Andrea Trofimuk, head of practice development, describes how it works this way: “The deep heating of subcutaneous tissue initiates a mechanical stretch in the skin that induces the production of collagen, stimulates fibroblasts to enhance collagen secretion and improves elasticity.”

The technicians at Avenue Skin Care and other locations across Canada (see for locations) work with post-weight loss patients to “shorten the skin layer” making it tighter, especially in the areas of the tummy, under the arms and tops of the knees. “It’s a non-invasive surgery-free option that can give a boost to those that need a little extra help in the trouble areas of the body,” says Susan Shirriff, president of Avenue Skin Care and a medical skin-care specialist. The technology, which is referred to as body contouring, claims to force the process of collagen formation, along with a reduction in cellulite and the fat layer. Indeed. My confidence boosted, I was ready to stop covering up and try on a bikini.


Gravity, however, will never go away, nor will the process of aging – but there is still potential.
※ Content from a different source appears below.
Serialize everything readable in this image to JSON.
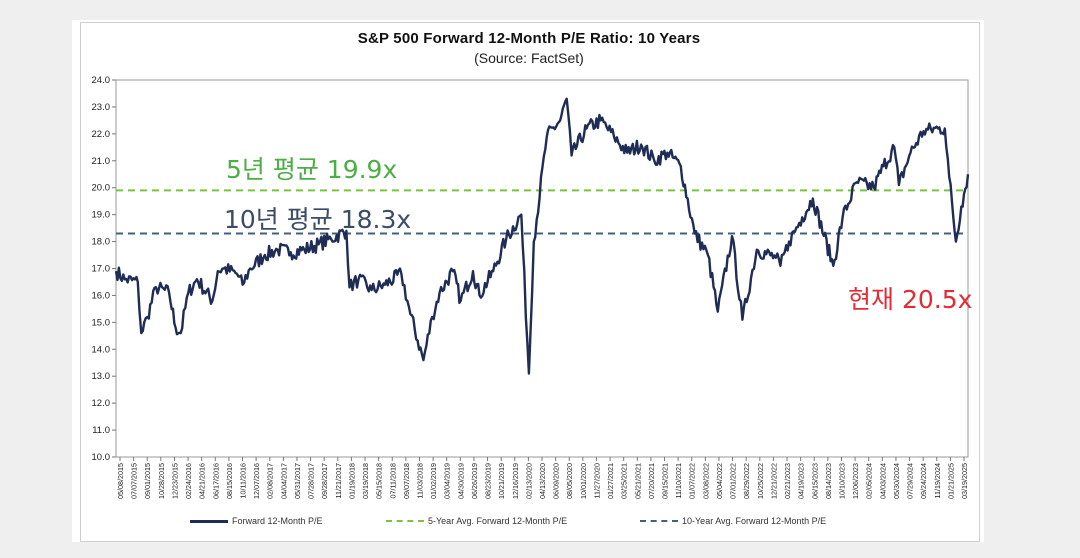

So, I ask you, why can’t we be strong physically well into the golden years?

For me, it’s been a two-year health and weight-loss journey and, although my aunt is still going strong, there have been other setbacks. While writing this story, a family tragedy did strike. I lost my great uncle and, at an industry event, toasted his memory with a rum punch or two. Sure, I’ve eschewed the sugar, but he was worth the indulgence. And being healthier helped me push through the sadness. After the event, I did what makes me happy. I climbed on the treadmill and worked it out.

With a little persuasion, we can all give that attitude of ours a wake-up call. I’m off to the southern hemisphere for my next assignment. Too bad it’s winter there because I really do look great in my bikini.